Family estrangement; coercive control and gender stereotypes; death of a loved one; miracles; divine retribution; illness (including cancer, anxiety, miscarriage, amputation, abortion and the inability to speak) and the hope for cures
The Miracle Club has some violence. For example:
- A character dies at sea. It is implied that he committed suicide as he was an excellent swimmer and was heartbroken by the loss of his girlfriend and the lies he was fed by his mother.
- There is mention of Mary watching her Son be crucified.
- Eileen asks Chrissie if she is the woman who killed a child.
- Chrissie describes how she was forced to have a miscarriage and how it happened.
- A character tells how she threw herself down the stairs in an attempt to miscarry her child.
- A character asks Dolly if she smacked her husband.
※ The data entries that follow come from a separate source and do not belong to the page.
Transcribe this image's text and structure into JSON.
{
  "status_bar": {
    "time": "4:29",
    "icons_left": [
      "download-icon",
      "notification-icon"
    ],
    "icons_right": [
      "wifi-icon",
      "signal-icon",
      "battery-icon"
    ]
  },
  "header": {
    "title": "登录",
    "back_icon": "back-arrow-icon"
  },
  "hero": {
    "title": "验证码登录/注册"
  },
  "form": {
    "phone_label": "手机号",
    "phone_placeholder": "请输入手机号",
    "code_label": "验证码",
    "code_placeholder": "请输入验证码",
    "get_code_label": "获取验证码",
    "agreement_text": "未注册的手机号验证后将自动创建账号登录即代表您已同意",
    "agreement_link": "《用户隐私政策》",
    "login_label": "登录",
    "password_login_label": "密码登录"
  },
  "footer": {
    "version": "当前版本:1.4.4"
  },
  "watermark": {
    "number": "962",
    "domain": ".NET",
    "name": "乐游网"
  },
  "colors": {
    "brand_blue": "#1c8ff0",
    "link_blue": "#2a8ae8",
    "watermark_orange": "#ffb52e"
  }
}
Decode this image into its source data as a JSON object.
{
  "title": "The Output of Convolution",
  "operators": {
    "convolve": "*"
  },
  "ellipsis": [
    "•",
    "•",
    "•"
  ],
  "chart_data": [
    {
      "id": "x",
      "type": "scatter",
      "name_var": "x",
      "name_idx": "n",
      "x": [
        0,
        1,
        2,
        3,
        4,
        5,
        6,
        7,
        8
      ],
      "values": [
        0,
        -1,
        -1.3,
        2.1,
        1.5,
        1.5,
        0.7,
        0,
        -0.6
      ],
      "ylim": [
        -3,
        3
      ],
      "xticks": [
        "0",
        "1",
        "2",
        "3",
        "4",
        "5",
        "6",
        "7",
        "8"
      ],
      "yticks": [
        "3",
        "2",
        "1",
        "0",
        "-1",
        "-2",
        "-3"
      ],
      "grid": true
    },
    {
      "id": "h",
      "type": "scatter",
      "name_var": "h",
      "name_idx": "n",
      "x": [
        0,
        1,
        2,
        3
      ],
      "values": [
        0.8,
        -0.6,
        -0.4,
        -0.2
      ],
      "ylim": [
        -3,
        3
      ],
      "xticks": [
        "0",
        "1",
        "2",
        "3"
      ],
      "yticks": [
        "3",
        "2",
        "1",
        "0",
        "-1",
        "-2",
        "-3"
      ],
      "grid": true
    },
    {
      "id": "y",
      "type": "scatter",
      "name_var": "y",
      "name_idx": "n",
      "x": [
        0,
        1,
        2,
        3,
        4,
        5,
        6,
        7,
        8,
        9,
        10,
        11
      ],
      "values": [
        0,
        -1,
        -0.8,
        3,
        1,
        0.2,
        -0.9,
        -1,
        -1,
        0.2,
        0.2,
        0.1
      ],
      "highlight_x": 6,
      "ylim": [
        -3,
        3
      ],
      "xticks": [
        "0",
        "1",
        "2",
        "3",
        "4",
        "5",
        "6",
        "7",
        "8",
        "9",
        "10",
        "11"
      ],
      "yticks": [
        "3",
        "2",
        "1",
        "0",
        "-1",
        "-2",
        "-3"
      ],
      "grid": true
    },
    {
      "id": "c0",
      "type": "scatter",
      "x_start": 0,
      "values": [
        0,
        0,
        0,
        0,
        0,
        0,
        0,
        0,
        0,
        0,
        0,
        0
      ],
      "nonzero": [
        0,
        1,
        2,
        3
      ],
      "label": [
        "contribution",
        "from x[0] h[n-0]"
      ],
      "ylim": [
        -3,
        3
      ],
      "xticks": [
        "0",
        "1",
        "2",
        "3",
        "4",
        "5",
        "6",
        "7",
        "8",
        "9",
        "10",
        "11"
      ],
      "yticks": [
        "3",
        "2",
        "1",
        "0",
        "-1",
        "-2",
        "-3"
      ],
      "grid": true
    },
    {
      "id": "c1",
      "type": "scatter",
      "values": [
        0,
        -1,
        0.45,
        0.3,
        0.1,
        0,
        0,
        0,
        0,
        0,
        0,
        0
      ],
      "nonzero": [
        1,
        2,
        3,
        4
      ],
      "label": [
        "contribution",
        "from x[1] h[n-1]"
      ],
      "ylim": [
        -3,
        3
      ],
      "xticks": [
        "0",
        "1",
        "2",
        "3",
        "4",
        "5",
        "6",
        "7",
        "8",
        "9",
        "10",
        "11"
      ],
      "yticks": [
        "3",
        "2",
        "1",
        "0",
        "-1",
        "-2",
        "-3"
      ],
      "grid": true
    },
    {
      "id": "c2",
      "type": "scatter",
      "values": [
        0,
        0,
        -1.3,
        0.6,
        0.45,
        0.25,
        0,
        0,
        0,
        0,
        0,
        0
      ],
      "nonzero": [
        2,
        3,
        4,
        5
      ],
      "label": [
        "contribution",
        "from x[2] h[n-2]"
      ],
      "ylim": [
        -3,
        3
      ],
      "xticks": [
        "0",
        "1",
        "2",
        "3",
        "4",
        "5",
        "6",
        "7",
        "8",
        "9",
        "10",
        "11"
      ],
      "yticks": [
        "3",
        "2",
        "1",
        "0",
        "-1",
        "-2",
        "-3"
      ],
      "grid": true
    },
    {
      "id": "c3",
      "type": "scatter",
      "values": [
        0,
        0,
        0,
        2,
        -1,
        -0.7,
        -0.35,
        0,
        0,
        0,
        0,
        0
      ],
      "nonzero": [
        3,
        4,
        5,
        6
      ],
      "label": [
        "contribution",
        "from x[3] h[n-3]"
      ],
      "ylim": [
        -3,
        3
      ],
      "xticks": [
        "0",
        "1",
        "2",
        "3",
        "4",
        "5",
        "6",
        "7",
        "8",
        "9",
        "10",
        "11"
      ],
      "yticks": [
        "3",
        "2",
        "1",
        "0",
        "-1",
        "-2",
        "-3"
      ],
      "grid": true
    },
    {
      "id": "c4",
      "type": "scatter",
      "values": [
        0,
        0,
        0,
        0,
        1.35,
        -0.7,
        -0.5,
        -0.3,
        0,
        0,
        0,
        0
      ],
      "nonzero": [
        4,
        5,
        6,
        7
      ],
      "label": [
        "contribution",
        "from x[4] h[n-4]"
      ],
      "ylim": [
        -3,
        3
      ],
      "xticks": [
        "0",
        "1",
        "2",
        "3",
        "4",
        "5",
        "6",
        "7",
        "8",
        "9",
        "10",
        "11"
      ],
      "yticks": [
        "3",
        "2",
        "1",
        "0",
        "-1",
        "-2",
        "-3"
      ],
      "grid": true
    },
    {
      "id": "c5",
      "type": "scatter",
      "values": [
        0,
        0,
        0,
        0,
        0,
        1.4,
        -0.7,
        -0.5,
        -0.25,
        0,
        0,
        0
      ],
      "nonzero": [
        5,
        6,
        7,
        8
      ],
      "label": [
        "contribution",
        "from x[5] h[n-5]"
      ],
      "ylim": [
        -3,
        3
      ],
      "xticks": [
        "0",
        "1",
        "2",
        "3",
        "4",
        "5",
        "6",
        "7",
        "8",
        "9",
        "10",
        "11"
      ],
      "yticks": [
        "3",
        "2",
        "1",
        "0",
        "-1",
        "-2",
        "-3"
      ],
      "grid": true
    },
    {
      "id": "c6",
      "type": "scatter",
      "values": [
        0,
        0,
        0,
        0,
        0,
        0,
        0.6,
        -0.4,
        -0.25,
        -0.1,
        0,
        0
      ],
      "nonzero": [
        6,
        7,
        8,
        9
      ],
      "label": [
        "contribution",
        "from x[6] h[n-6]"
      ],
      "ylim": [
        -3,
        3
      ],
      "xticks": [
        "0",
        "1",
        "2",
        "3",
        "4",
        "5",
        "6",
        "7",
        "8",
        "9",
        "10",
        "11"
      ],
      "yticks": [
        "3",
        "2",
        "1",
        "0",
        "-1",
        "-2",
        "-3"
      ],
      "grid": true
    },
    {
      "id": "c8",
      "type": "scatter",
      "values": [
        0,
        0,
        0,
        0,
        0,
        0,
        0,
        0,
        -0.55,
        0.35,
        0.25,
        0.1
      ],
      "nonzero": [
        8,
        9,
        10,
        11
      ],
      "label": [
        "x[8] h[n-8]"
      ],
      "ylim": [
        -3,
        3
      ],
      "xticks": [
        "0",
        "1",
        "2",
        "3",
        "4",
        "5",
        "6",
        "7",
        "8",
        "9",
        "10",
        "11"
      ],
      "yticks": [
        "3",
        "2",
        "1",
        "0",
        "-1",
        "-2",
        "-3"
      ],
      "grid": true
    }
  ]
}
The Miracle Club has some sexual references. For example:
- A reference is made to shagging.
- It is repeatedly noted that Chrissie was pregnant at 17.
- Eileen alludes to the fact that Chrissie is going after Father Dermot and notes how she ‘always did love a challenge’. She later makes a scene in a pub and says inappropriate comments about the pair who are nothing more than friends.
Alcohol, drugs and other substances
The Miracle Club has some substance use. For example:
- Eileen appears to take prescription medication for anxiety.
- Some characters smoke.
- Chrissie describes how she was given pills in order to miscarry a baby.
- Dolly tearfully explains that Daniel’s ailments are her fault as she tried to miscarry him by sitting in a tub filled with 5 bottles of whiskey.
- A character is shown to have fallen asleep while caring for his child. There are 3 empty beer bottles on the coffee table.
- Characters drink shots, beers and wine in a bar and Eileen appears to be quite drunk as she makes inappropriate comments about Chrissie and Father Dermot.
Nudity and sexual activity
The Miracle Club has some nudity and sexual activity. For example, characters wear bath towels as they descend into the holy water at Lourdes. One man is seen with a bare chest as he runs around wearing nothing but a towel after having his turn in the water.
There’s no product placement in The Miracle Club.
The Miracle Club has some coarse language.
Ideas to discuss with your children
The Miracle Club is a comedy drama with a great cast and lots of religious references. The plot largely centres around healing from trauma and the movie is therefore best suited to older teen and mature audiences.
The main messages from The Miracle Club are that there is always hope, even if you don’t believe; and that love and forgiveness are capable of working miracles in the hearts of those they touch.
Values in The Miracle Club that you could reinforce with your children include kindness, forgiveness, faith, courage, strength and acceptance.
The Miracle Club could also give you the chance to talk with your children about things like these:
- Putting absolute faith in something to provide a cure when a condition might need medical treatment.
- Trying to control a partner or spouse and refusing to allow them freedom or the opportunity to help those they love.
- Unplanned pregnancies.
- The ways that gender stereotypes can disadvantage both sexes.